The method involves pre-processing to remove border effects, applying the 2-D Morlet wavelet transform, and using supervised classification to distinguish vessel and non-vessel pixels. The feature space is normalized to ensure consistent classification. Two classifiers are tested: a Gaussian mixture model (GMM) classifier and a linear minimum squared error (LMSE) classifier. The GMM classifier provides better performance but requires more training time, while the LMSE classifier is faster but less accurate.
The method is evaluated using ROC curves, which measure true positive and false positive fractions. The GMM classifier achieves an area under the ROC curve of 0.9598 on the DRIVE database and 0.9651 on the STARE database. The results show that the method performs well compared to manual segmentations, with the GMM classifier outperforming the LMSE classifier in accuracy and performance.

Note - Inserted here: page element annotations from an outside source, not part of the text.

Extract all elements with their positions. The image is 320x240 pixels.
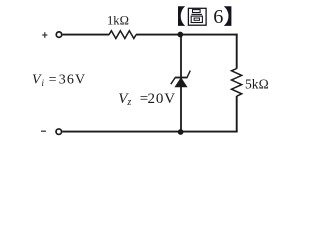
wire: right branch lower segment bbox=[236, 96, 238, 132]
wire: zener branch upper segment bbox=[180, 35, 182, 78]
node junction dot (bottom, zener tap) bbox=[178, 129, 184, 135]
wire: bottom segment bbox=[62, 131, 237, 133]
terminal + (top-left open circle) bbox=[56, 32, 62, 38]
wire: top-right segment from resistor to right corner bbox=[136, 34, 238, 36]
terminal - (bottom-left open circle) bbox=[56, 129, 62, 135]
svg-text:Vi=36V: Vi=36V bbox=[32, 73, 86, 89]
wire: top-left segment from + terminal to resistor bbox=[63, 34, 110, 36]
resistor R1 1kOhm zigzag bbox=[109, 31, 136, 39]
svg-text:1kΩ: 1kΩ bbox=[107, 13, 129, 27]
figure caption character TU (drawn) bbox=[188, 8, 206, 25]
zener diode D1: anode triangle (pointing up) bbox=[175, 78, 187, 87]
plus sign bbox=[42, 32, 47, 37]
resistor R2 5kOhm vertical zigzag bbox=[232, 69, 242, 97]
wire: zener branch lower segment bbox=[180, 87, 182, 133]
zener diode D1: cathode bar with bent ends bbox=[171, 71, 191, 85]
figure caption bracket right (lenticular) bbox=[224, 6, 232, 26]
minus sign bbox=[41, 130, 46, 132]
svg-text:Vz=20V: Vz=20V bbox=[118, 91, 176, 108]
svg-text:6: 6 bbox=[213, 6, 223, 28]
node junction dot (top, zener tap) bbox=[177, 32, 183, 38]
wire: right branch upper segment bbox=[236, 34, 238, 69]
figure caption bracket left (lenticular) bbox=[178, 6, 185, 26]
svg-text:5kΩ: 5kΩ bbox=[245, 77, 269, 92]
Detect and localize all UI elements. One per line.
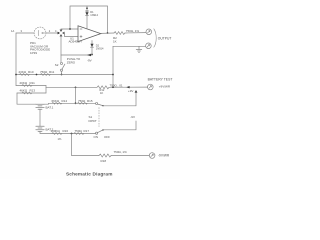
svg-text:-9V: -9V <box>87 58 92 62</box>
switch S1b <box>96 132 98 134</box>
svg-text:100KΩ: 100KΩ <box>51 129 61 133</box>
row1 zero-adjust wire <box>16 74 113 76</box>
resistor R10 <box>20 74 30 76</box>
diode D1 <box>86 6 88 29</box>
svg-text:-9V: -9V <box>130 115 135 119</box>
svg-text:+9V: +9V <box>128 89 133 93</box>
wire S1b to -9V riser <box>104 121 136 130</box>
output wire from op-amp <box>101 32 114 34</box>
bus from output ground down to battery test row <box>112 46 114 87</box>
svg-text:S2: S2 <box>55 63 59 67</box>
arrow +9V riser <box>135 90 138 93</box>
guard junction node arrows <box>58 30 65 37</box>
row3 wire <box>17 92 46 94</box>
svg-text:R14: R14 <box>62 99 68 103</box>
svg-text:BAT.1: BAT.1 <box>46 106 54 110</box>
resistor R16 <box>52 133 62 135</box>
battery test jack <box>148 84 154 90</box>
photodiode PD1 dashed envelope <box>34 27 46 39</box>
svg-text:-9V/WR: -9V/WR <box>158 154 170 158</box>
svg-text:750Ω: 750Ω <box>78 99 86 103</box>
svg-text:750Ω: 750Ω <box>40 70 48 74</box>
battery BAT.1 <box>36 104 44 109</box>
resistor R17 <box>74 133 84 135</box>
svg-text:R16: R16 <box>63 129 69 133</box>
svg-text:R11: R11 <box>49 70 55 74</box>
svg-text:1K: 1K <box>113 39 117 43</box>
svg-text:DPDT: DPDT <box>89 119 97 123</box>
resistor R12 battery test <box>97 86 109 89</box>
wire to battery test jack <box>109 86 148 88</box>
wire junction right to non-inverting input <box>63 33 78 37</box>
svg-text:66KΩ: 66KΩ <box>52 99 60 103</box>
ground <box>138 46 140 49</box>
wire jack2 left <box>113 45 146 47</box>
svg-text:ZERO: ZERO <box>67 60 76 64</box>
wire resistor to output jack <box>125 32 146 34</box>
switch S1a <box>96 102 98 104</box>
svg-text:OFF: OFF <box>104 135 110 139</box>
photodiode cathode <box>37 30 40 35</box>
svg-text:23KΩ: 23KΩ <box>19 70 27 74</box>
wire junction down to S2 <box>60 35 62 63</box>
svg-text:750Ω, .01: 750Ω, .01 <box>110 84 123 88</box>
switch S2 push to zero <box>60 62 62 64</box>
resistor R18 <box>99 154 111 157</box>
svg-text:1K: 1K <box>100 91 103 95</box>
svg-text:R11: R11 <box>30 81 36 85</box>
svg-text:1N914: 1N914 <box>90 13 98 17</box>
svg-text:AD545LH: AD545LH <box>69 39 82 43</box>
wire photodiode to guard junction <box>46 32 60 34</box>
battery2 bottom to row B <box>40 131 96 133</box>
svg-text:1N914: 1N914 <box>96 46 104 50</box>
resistor R2 <box>114 32 125 35</box>
wire junction up to inverting input line <box>61 29 78 32</box>
bottom calibration row <box>72 134 100 156</box>
resistor R15 <box>78 102 88 104</box>
wire S2 top to D2 node with rail arrow <box>61 54 92 56</box>
brace for output jacks <box>154 29 156 47</box>
arrow on battery test wire <box>126 86 129 88</box>
photodiode anode <box>42 32 43 33</box>
svg-text:R13: R13 <box>30 89 36 93</box>
row2 wire <box>16 85 46 87</box>
svg-text:20KΩ: 20KΩ <box>20 81 28 85</box>
output jack J2 <box>146 43 152 49</box>
svg-text:+9V/WR: +9V/WR <box>159 85 171 89</box>
branch bus down to row A <box>75 87 77 103</box>
svg-text:R18: R18 <box>101 159 107 163</box>
resistor R11b <box>22 85 32 87</box>
battery test bus <box>46 86 97 88</box>
resistor R13 <box>22 92 32 94</box>
svg-text:750Ω, 1%: 750Ω, 1% <box>126 29 140 33</box>
svg-text:ON: ON <box>94 135 99 139</box>
svg-text:1A: 1A <box>11 29 14 33</box>
svg-text:BATTERY TEST: BATTERY TEST <box>148 78 173 82</box>
wire row3 down to battery <box>17 93 36 104</box>
feedback loop wire <box>70 6 108 33</box>
svg-text:OUTPUT: OUTPUT <box>158 37 172 41</box>
wire S1a to +9V riser <box>104 93 136 106</box>
svg-text:Schematic Diagram: Schematic Diagram <box>66 172 113 177</box>
svg-text:750Ω, 1%: 750Ω, 1% <box>114 150 128 154</box>
link row2 to row3 <box>45 86 47 94</box>
bottom jack <box>149 153 155 159</box>
gang dashed link S1 <box>98 108 100 127</box>
op-amp U1 <box>78 26 101 42</box>
diode D2 <box>91 41 93 55</box>
svg-text:R15: R15 <box>87 99 93 103</box>
svg-text:750Ω: 750Ω <box>75 129 83 133</box>
wire battery1 top to row A <box>44 102 95 105</box>
resistor R11 <box>41 74 51 76</box>
resistor R14 <box>52 102 62 104</box>
battery BAT.2 <box>36 126 44 131</box>
svg-text:1P39: 1P39 <box>30 51 37 55</box>
wire input corner to photodiode <box>16 33 34 86</box>
svg-text:46KΩ: 46KΩ <box>20 89 28 93</box>
battery link <box>39 109 41 126</box>
output jack J1 <box>146 29 152 35</box>
svg-text:R17: R17 <box>84 129 90 133</box>
svg-text:R10: R10 <box>28 70 34 74</box>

The method is effective in enhancing vessel contrast while filtering out noise. It is capable of segmenting vessels of different diameters using Morlet transforms at different scales. The method is trained using manual segmentations and can be applied to different types of images. The results suggest that the method is a promising approach for automated retinal vessel segmentation, with potential for further improvements through post-processing and the use of smaller training sets. The method is also suitable for semi-automated segmentation, where only a small portion of the image needs to be manually segmented. The results indicate that the method is effective in detecting vessels, although there are some challenges in detecting noise and other artifacts. The method is also capable of analyzing the vessel pattern of the ocular fundus using nonlinear methods such as fractal analysis. The method is a promising approach for automated retinal vessel segmentation, with potential for further improvements through post-processing and the use of smaller training sets.